Voici l’heure de donner
Jean RODHAIN, « Voici l'heure de donner », Messages du Secours Catholique, n° 135, novembre 1963, p. 1.[1]
Voici l’heure de donner
Le trésorier : voici le jour et l'heure de l'échéance : 17 novembre. Et je suis bien forcé d'avouer - chiffres en main - que cela tient. Les commissaires aux comptes viennent de la ratifier : la gestion est saine, les frais généraux sont normaux. Mais je reste inquiet. Ce portefeuille vide sans aucun titre de rente, cette trésorerie alimentée par l'échéance d'un seul jour, cette énorme entreprise ne vivant que par des dons spontanés : cela ne ressemble ni à une administration, ni à une banque.
Le juge : Deo Gratias. Maudit serait ce Secours s'il ressemblait à une banque. Plantée dans un coffre-fort, la fleur de la charité se fanerait aussitôt. Je prendrais des cordes, comme pour les marchands du Temple, si la Cité Secours de Lourdes cessait un seul jour d'être gratuite.

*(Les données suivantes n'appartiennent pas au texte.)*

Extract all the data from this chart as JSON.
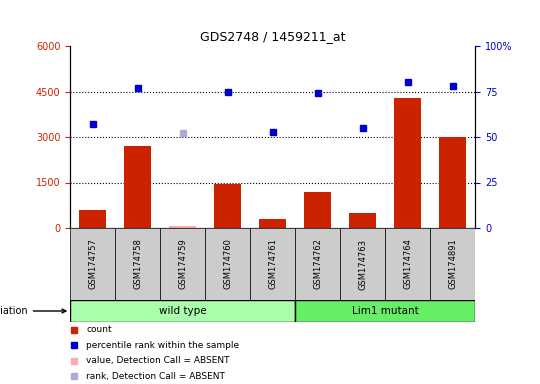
{
  "title": "GDS2748 / 1459211_at",
  "samples": [
    "GSM174757",
    "GSM174758",
    "GSM174759",
    "GSM174760",
    "GSM174761",
    "GSM174762",
    "GSM174763",
    "GSM174764",
    "GSM174891"
  ],
  "count_values": [
    600,
    2700,
    50,
    1450,
    300,
    1200,
    500,
    4300,
    3000
  ],
  "count_absent": [
    false,
    false,
    true,
    false,
    false,
    false,
    false,
    false,
    false
  ],
  "percentile_values": [
    57,
    77,
    52,
    75,
    53,
    74,
    55,
    80,
    78
  ],
  "percentile_absent": [
    false,
    false,
    true,
    false,
    false,
    false,
    false,
    false,
    false
  ],
  "wild_type_indices": [
    0,
    1,
    2,
    3,
    4
  ],
  "lim1_mutant_indices": [
    5,
    6,
    7,
    8
  ],
  "ylim_left": [
    0,
    6000
  ],
  "ylim_right": [
    0,
    100
  ],
  "yticks_left": [
    0,
    1500,
    3000,
    4500,
    6000
  ],
  "yticks_right": [
    0,
    25,
    50,
    75,
    100
  ],
  "bar_color_present": "#cc2200",
  "bar_color_absent": "#ffaaaa",
  "dot_color_present": "#0000cc",
  "dot_color_absent": "#aaaadd",
  "wild_type_color": "#aaffaa",
  "lim1_color": "#66ee66",
  "group_label_row_color": "#cccccc",
  "figsize": [
    5.4,
    3.84
  ],
  "dpi": 100
}
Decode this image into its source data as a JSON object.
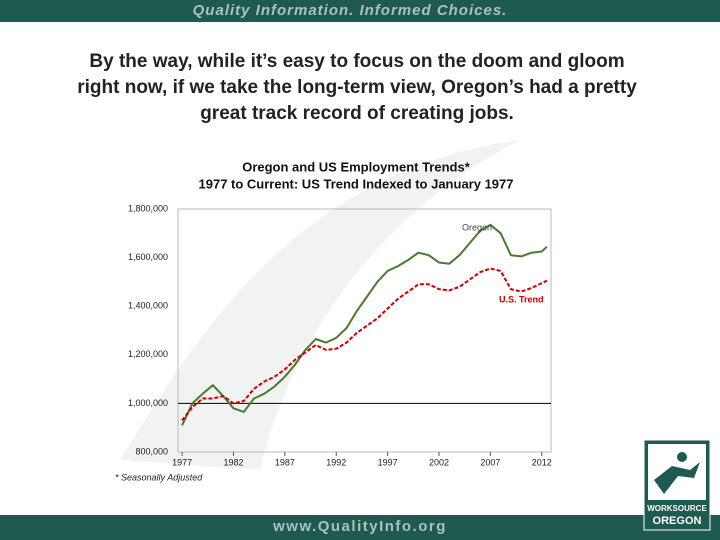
{
  "slide": {
    "banner": "Quality Information. Informed Choices.",
    "heading": [
      "By the way, while it’s easy to focus on the doom and gloom",
      "right now, if we take the long-term view, Oregon’s had a pretty",
      "great track record of creating jobs."
    ],
    "footer": "www.QualityInfo.org",
    "logo": [
      "WORKSOURCE",
      "OREGON"
    ]
  },
  "chart_data": {
    "type": "line",
    "title": [
      "Oregon and US Employment Trends*",
      "1977 to Current:  US Trend Indexed to January 1977"
    ],
    "footnote": "* Seasonally Adjusted",
    "x": [
      1977,
      1978,
      1979,
      1980,
      1981,
      1982,
      1983,
      1984,
      1985,
      1986,
      1987,
      1988,
      1989,
      1990,
      1991,
      1992,
      1993,
      1994,
      1995,
      1996,
      1997,
      1998,
      1999,
      2000,
      2001,
      2002,
      2003,
      2004,
      2005,
      2006,
      2007,
      2008,
      2009,
      2010,
      2011,
      2012,
      2012.5
    ],
    "series": [
      {
        "name": "Oregon",
        "color": "#4a7a2e",
        "dashed": false,
        "values": [
          910000,
          1000000,
          1040000,
          1075000,
          1030000,
          980000,
          965000,
          1020000,
          1040000,
          1070000,
          1110000,
          1160000,
          1220000,
          1265000,
          1250000,
          1270000,
          1310000,
          1380000,
          1440000,
          1500000,
          1545000,
          1565000,
          1590000,
          1620000,
          1610000,
          1580000,
          1575000,
          1610000,
          1660000,
          1710000,
          1735000,
          1700000,
          1610000,
          1605000,
          1620000,
          1625000,
          1645000
        ]
      },
      {
        "name": "U.S. Trend",
        "color": "#cc0000",
        "dashed": true,
        "values": [
          930000,
          985000,
          1020000,
          1020000,
          1030000,
          1000000,
          1010000,
          1060000,
          1090000,
          1110000,
          1140000,
          1180000,
          1210000,
          1240000,
          1220000,
          1225000,
          1250000,
          1290000,
          1320000,
          1350000,
          1390000,
          1430000,
          1460000,
          1490000,
          1490000,
          1470000,
          1465000,
          1480000,
          1510000,
          1540000,
          1555000,
          1545000,
          1470000,
          1460000,
          1475000,
          1495000,
          1505000
        ]
      }
    ],
    "xlim": [
      1976.6,
      2012.9
    ],
    "xticks": [
      1977,
      1982,
      1987,
      1992,
      1997,
      2002,
      2007,
      2012
    ],
    "ylim": [
      800000,
      1800000
    ],
    "yticks": [
      {
        "value": 800000,
        "label": "800,000"
      },
      {
        "value": 1000000,
        "label": "1,000,000"
      },
      {
        "value": 1200000,
        "label": "1,200,000"
      },
      {
        "value": 1400000,
        "label": "1,400,000"
      },
      {
        "value": 1600000,
        "label": "1,600,000"
      },
      {
        "value": 1800000,
        "label": "1,800,000"
      }
    ],
    "reference_line": 1000000,
    "grid": false
  }
}
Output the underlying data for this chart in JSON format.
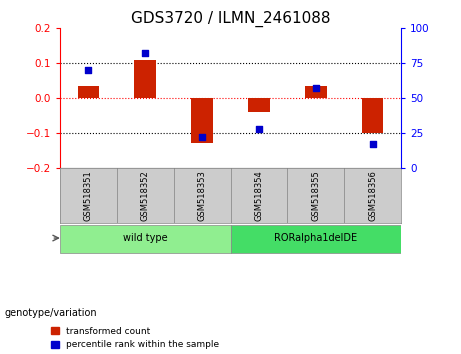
{
  "title": "GDS3720 / ILMN_2461088",
  "samples": [
    "GSM518351",
    "GSM518352",
    "GSM518353",
    "GSM518354",
    "GSM518355",
    "GSM518356"
  ],
  "red_bars": [
    0.035,
    0.11,
    -0.13,
    -0.04,
    0.035,
    -0.1
  ],
  "blue_dots": [
    70,
    82,
    22,
    28,
    57,
    17
  ],
  "ylim_left": [
    -0.2,
    0.2
  ],
  "ylim_right": [
    0,
    100
  ],
  "yticks_left": [
    -0.2,
    -0.1,
    0.0,
    0.1,
    0.2
  ],
  "yticks_right": [
    0,
    25,
    50,
    75,
    100
  ],
  "groups": [
    {
      "label": "wild type",
      "samples": [
        0,
        1,
        2
      ],
      "color": "#90EE90"
    },
    {
      "label": "RORalpha1delDE",
      "samples": [
        3,
        4,
        5
      ],
      "color": "#44DD66"
    }
  ],
  "group_label": "genotype/variation",
  "bar_color": "#CC2200",
  "dot_color": "#0000CC",
  "bg_color": "#FFFFFF",
  "sample_box_color": "#CCCCCC",
  "legend_red_label": "transformed count",
  "legend_blue_label": "percentile rank within the sample",
  "title_fontsize": 11,
  "tick_fontsize": 7.5,
  "label_fontsize": 7.5
}
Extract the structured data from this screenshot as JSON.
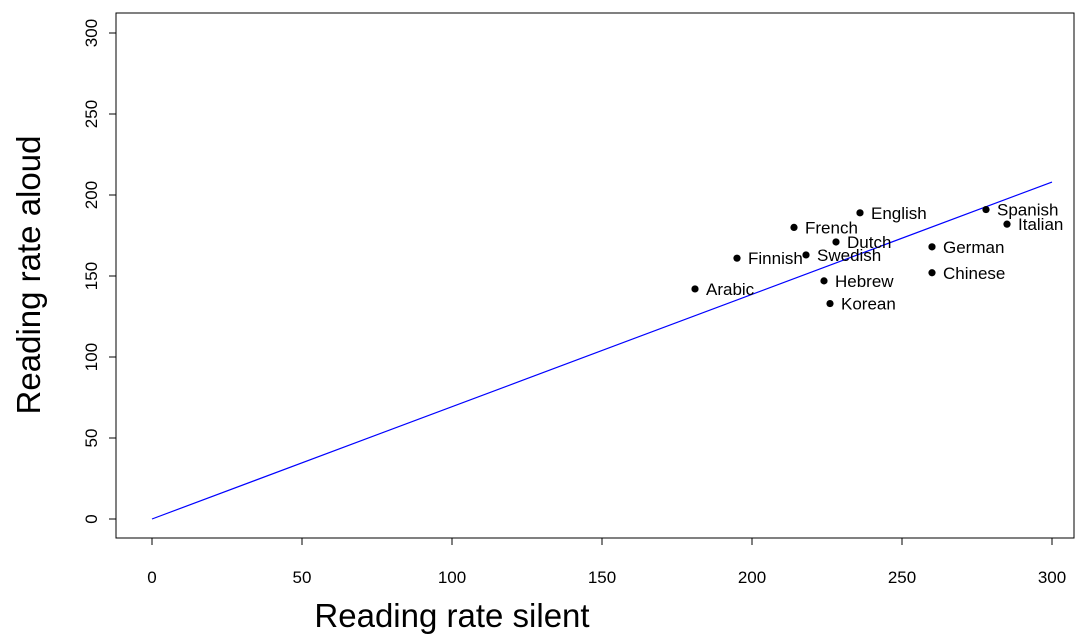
{
  "chart_data": {
    "type": "scatter",
    "title": "",
    "xlabel": "Reading rate silent",
    "ylabel": "Reading rate aloud",
    "xlim": [
      0,
      300
    ],
    "ylim": [
      0,
      300
    ],
    "xticks": [
      0,
      50,
      100,
      150,
      200,
      250,
      300
    ],
    "yticks": [
      0,
      50,
      100,
      150,
      200,
      250,
      300
    ],
    "grid": false,
    "legend": "none",
    "point_color": "#000000",
    "line_color": "#0000ff",
    "points": [
      {
        "label": "Arabic",
        "x": 181,
        "y": 142
      },
      {
        "label": "Finnish",
        "x": 195,
        "y": 161
      },
      {
        "label": "Swedish",
        "x": 218,
        "y": 163
      },
      {
        "label": "French",
        "x": 214,
        "y": 180
      },
      {
        "label": "Dutch",
        "x": 228,
        "y": 171
      },
      {
        "label": "English",
        "x": 236,
        "y": 189
      },
      {
        "label": "Hebrew",
        "x": 224,
        "y": 147
      },
      {
        "label": "Korean",
        "x": 226,
        "y": 133
      },
      {
        "label": "German",
        "x": 260,
        "y": 168
      },
      {
        "label": "Chinese",
        "x": 260,
        "y": 152
      },
      {
        "label": "Spanish",
        "x": 278,
        "y": 191
      },
      {
        "label": "Italian",
        "x": 285,
        "y": 182
      }
    ],
    "reference_line": {
      "x": [
        0,
        300
      ],
      "y": [
        0,
        208
      ]
    }
  }
}
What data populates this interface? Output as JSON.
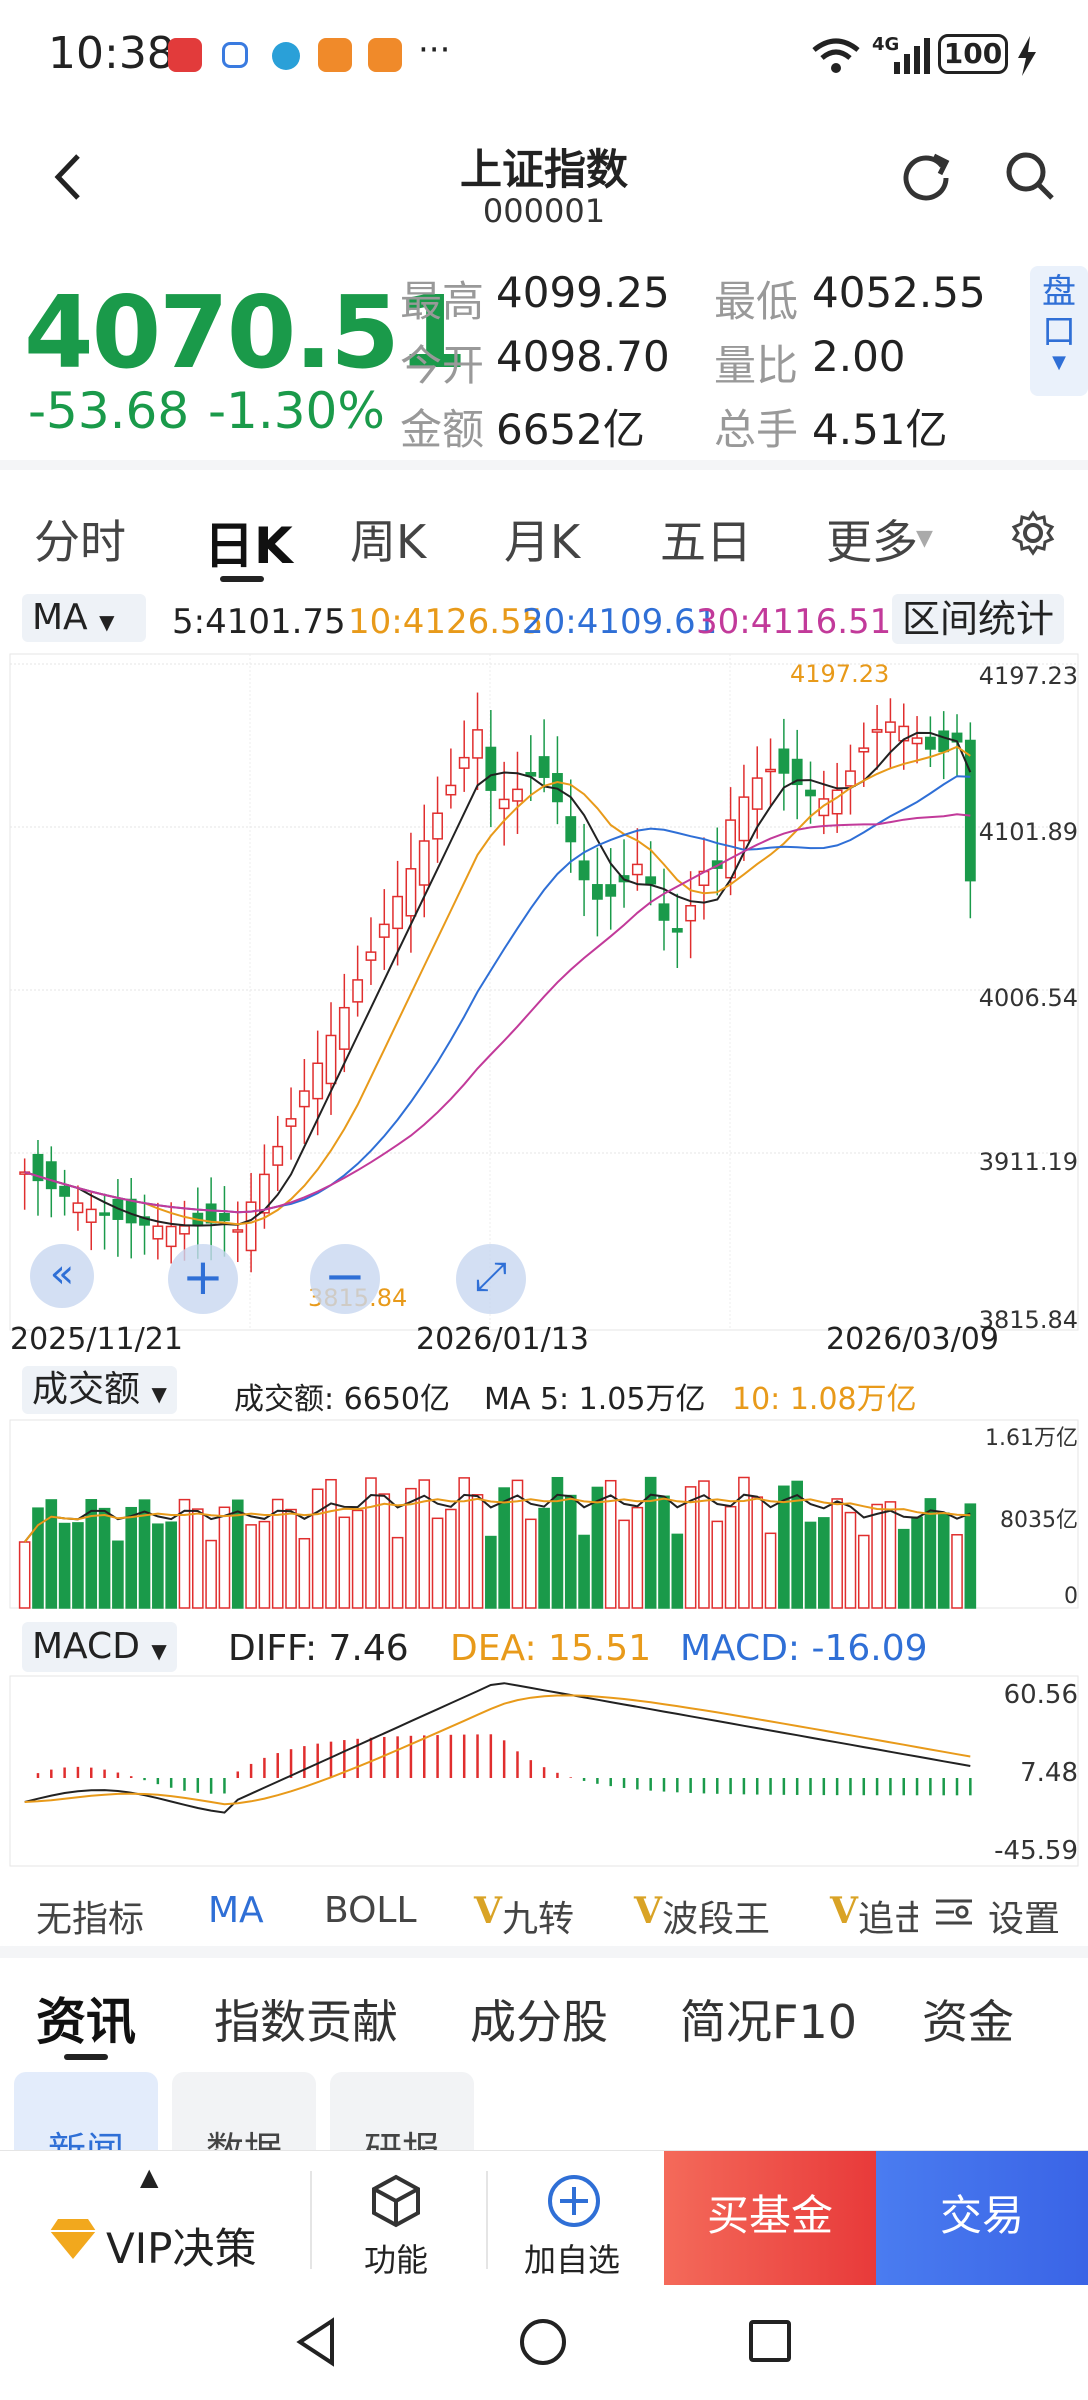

L’historien : Tout de même Seigneur, dans les siècles passés les institutions charitables savaient être prudentes.
- Au 13ème siècle, pour pouvoir accueillir les pauvres, l'hôtellerie du couvent possédait des greniers à blé, et des vignobles et des forêts, et des revenus.
- Au 19ème siècle, toute Bonne Œuvre détenait en portefeuille des obligations dont les coupons permettaient de faire face aux distributions.
Tandis que ce SeCourS qui s'obstine à ne tabler que sur son réseau de 540.000 lecteurs...
Le juge : Au 19ème siècle, un particulier touchant sa rente donnait un consentement muet mais actif à une entreprise capitaliste dont il ne savait pas si les salaires étaient de justes salaires. La Charité n'a pas à tremper dans de telles responsabilités anonymes...
Que le Secours Catholique soit une aventure, c'est évident. Mais ce que vous appelez réseau, c'est la communauté. Cette foule qui participe à la Charité, c'est le retour à la Communauté Chrétienne primitive...
L'abonné : Somme toute, nous sommes en train de « décoloniser la Charité »[2]. On réhabilité le geste personnel. On revient à l'obole de la veuve. Elle déliait (car il y avait un lien) les cordons (car il y avait un cordon) de sa bourse (elle était en cuir).
Aujourd'hui, on sort son crayon à bille et on remplit les blancs d'un C.C.P. (5620-09 Paris). La formule change mais le geste demeure. Et avec ces gestes multipliés, peu à peu on revient vers la Charité véritable. Et l'Église des pauvres, on la construit ainsi, pierre par pierre.
Le juge : ce n'est pas si simple. L'Église n'est pas en pierre. Elle est vivante. Et elle est aussi un mystère.
Vous portez votre obole, c'est bien. Mais c'est un Autre qui fait lever le grain.
Le lys des champs est un mystère : aucune cornue de vos chimistes n'en fera s'épanouir un seul à l'heure de la rosée.
C'est l'Esprit de Dieu qui agit dans le grain de sénevé comme dans le secret des cœurs. L'Église des Pauvres, vous ne saurez la bâtir en un an, ni la régler en un jour.
Ayez assez de charité envers vous-même pour rester l’âme en paix, mais souvenez-vous : finalement, vous serez tous jugés sur la Charité.